Summary

Strontium ranelate, an antiosteoporotic drug developed for the treatment of postmenopausal osteoporosis, delayed radiographic progression of knee osteoarthritis and improved symptoms. This reports on The Efficacy and Safety of Two Doses of Strontium Ranelate Versus Placebo, Administered Orally for Three Years in the Treatment of Knee Osteoarthritis [SEKOIA] trial [Reginster JY et al. Ann Rheum Dis 2012].

  • Metabolic Bone Disease
  • Metabolic Bone Disease Clinical Trials

Strontium ranelate (SrRan), an antiosteoporotic drug developed for the treatment of postmenopausal osteoporosis, delayed radiographic progression of knee osteoarthritis and improved symptoms, reported Jean-Yves Reginster, MD, PhD, Université of Liège, Liège, Belgium, in a late-breaking clinical trial [Reginster JY et al. Ann Rheum Dis 2012].

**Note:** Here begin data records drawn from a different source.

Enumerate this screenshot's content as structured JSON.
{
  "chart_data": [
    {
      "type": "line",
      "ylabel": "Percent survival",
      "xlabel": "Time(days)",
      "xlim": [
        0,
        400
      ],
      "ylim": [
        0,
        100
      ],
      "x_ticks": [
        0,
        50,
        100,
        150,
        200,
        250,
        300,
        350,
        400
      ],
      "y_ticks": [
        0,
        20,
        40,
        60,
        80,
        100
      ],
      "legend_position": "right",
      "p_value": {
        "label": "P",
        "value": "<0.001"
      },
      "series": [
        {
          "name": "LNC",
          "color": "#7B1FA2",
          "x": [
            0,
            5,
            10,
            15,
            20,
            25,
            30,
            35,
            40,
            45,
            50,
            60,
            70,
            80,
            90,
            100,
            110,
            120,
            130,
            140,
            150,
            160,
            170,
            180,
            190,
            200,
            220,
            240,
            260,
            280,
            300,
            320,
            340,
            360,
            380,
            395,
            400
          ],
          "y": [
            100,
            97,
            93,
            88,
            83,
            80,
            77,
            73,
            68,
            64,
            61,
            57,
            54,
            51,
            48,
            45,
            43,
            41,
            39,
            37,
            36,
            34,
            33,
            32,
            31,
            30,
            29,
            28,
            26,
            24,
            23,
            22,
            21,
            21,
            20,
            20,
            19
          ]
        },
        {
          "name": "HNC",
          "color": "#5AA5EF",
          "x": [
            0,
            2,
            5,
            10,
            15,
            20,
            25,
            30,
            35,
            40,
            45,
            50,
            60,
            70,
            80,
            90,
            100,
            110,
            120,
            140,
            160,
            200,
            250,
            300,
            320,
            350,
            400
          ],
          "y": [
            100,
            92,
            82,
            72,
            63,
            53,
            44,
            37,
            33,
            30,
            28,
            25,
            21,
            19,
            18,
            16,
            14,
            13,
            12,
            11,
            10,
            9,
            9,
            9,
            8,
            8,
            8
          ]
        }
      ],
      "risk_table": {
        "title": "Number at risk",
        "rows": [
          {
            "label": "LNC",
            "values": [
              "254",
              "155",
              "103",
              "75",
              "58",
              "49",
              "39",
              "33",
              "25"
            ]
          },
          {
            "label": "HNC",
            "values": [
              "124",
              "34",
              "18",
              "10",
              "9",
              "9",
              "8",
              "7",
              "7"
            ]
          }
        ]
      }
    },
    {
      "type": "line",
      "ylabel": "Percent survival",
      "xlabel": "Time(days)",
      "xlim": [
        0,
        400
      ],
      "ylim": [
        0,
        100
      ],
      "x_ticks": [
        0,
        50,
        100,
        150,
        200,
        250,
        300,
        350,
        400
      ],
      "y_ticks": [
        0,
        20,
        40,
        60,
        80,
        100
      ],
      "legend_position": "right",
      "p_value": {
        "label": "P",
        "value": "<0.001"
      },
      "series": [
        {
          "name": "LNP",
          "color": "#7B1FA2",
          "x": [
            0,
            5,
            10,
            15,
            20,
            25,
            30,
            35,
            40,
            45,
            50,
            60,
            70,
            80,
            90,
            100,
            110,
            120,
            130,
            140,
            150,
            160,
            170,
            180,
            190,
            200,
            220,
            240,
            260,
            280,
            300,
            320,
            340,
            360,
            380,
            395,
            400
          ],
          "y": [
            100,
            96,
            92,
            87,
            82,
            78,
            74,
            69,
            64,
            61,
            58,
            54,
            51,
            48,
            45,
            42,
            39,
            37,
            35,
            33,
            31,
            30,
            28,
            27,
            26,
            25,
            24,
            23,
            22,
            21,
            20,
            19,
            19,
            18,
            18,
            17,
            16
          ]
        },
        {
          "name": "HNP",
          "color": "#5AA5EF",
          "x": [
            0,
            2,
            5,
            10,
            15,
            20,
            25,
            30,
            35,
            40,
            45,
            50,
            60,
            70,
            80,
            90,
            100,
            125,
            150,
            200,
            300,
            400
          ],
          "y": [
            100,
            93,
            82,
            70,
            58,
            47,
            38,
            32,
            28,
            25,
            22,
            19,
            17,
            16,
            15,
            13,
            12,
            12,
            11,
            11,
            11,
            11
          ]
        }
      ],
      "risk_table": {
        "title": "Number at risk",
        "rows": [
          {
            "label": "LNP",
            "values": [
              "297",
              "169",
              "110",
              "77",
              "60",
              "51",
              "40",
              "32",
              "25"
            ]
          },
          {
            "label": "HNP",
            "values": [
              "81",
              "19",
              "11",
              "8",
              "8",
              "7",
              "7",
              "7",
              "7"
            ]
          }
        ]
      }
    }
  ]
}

Osteoarthritis affects more than 50% of the elderly. Most treatments focus on symptoms and are not disease modifying. SrRan was shown to stimulate cartilage matrix formation in vitro and to reduce radiographic spinal osteoarthritis progression in osteoporotic women. The objective of The Efficacy and Safety of Two Doses of Strontium Ranelate Versus Placebo, Administered Orally for Three Years in the Treatment of Knee Osteoarthritis [SEKOIA] trial was to compare the efficacy and safety of 1 g QD and 2 g QD of SrRan versus placebo for reducing radiological progression of knee osteoarthritis.

This was a Phase 3, international, double-blind, placebo-controlled, 3-year study. The 2-g dose is the current marketed dose for the management of osteoporosis. Ambulatory white men and women (n=1683) aged ≥50 years with primary knee osteoarthritis based on the clinical criteria of the American College of Rheumatology [Altman R et al. Arthritis Rheum 1986] were included in the study. Radiologic criteria included Kellgren and Lawrence Grade II or III, arthritis predominant in the medial compartment of the knee, and joint space width between 2.5 and 5 mm. The primary study endpoint was the radiological joint space narrowing (JSN) of the medial tibio-femoral compartment of the target joint. Other endpoints included radiological and radioclinical progression, and pain and function assessment. The patient population was consistent with the selection criteria and osteoarthritis population in general. There were no relevant between-group differences in demographic and disease characteristics. The dropout rate was 42%.

Both doses of SrRan significantly (p<0.02) lowered JSN compared with placebo (Figure 1). There were also fewer radiological and radioclinical progressors in both SrRan dose groups compared with the placebo group. Greater reductions in global Western Ontario and McMaster Universities Arthritis (WOMAC) scores (p=0.045) and pain (p=0.028) subscores were observed with 2 g QD of SrRan (Figure 2). A significantly (p<0.03) greater number of patients in the 2-g/day SrRan group reached the minimally perceptible clinical improvement and minimal clinically important improvement thresholds compared with patients in the placebo group. SrRan was well tolerated with adverse events and serious adverse events occurring similarly in each dose groups and placebo group.

Figure 1.

Significantly Lower JSN in Both Strontium Ranelate Groups Compared with Placebo.

ITT=intention-to-treat; JSN=joing space narrowing; SE=standard error; SrRan=strontium ranelate. Adapted from Reginster JY et al. Efficacy and Safety of Strontium Ranelate in the Treatment of Knee Osteoarthritis: Results of a Double-Blind, Randomised Placebo-Controlled Trial. Ann Rheum Dis 2012 Nov 9 [Epub ahead of print].
Figure 2.

SrRan 2 g Improves Symptoms Compared with Placebo.

SrRan=strontium ranelate; WOMAC=Western Ontario and McMaster Universities Arthritis Index. Adapted from Reginster JY et al. Efficacy and Safety of Strontium Ranelate in the Treatment of Knee Osteoarthritis: Results of a Double-Blind, Randomised Placebo-Controlled Trial. Ann Rheum Dis 2012 Nov 9 [Epub ahead of print].

The structure-modifying effect of SrRan is translated clinically into a lower number of patients having a radiological progression over thresholds known to be predictive of osteoarthritis-related surgery. This suggests that SrRan could reduce the number of patients needing knee surgery in the long-term.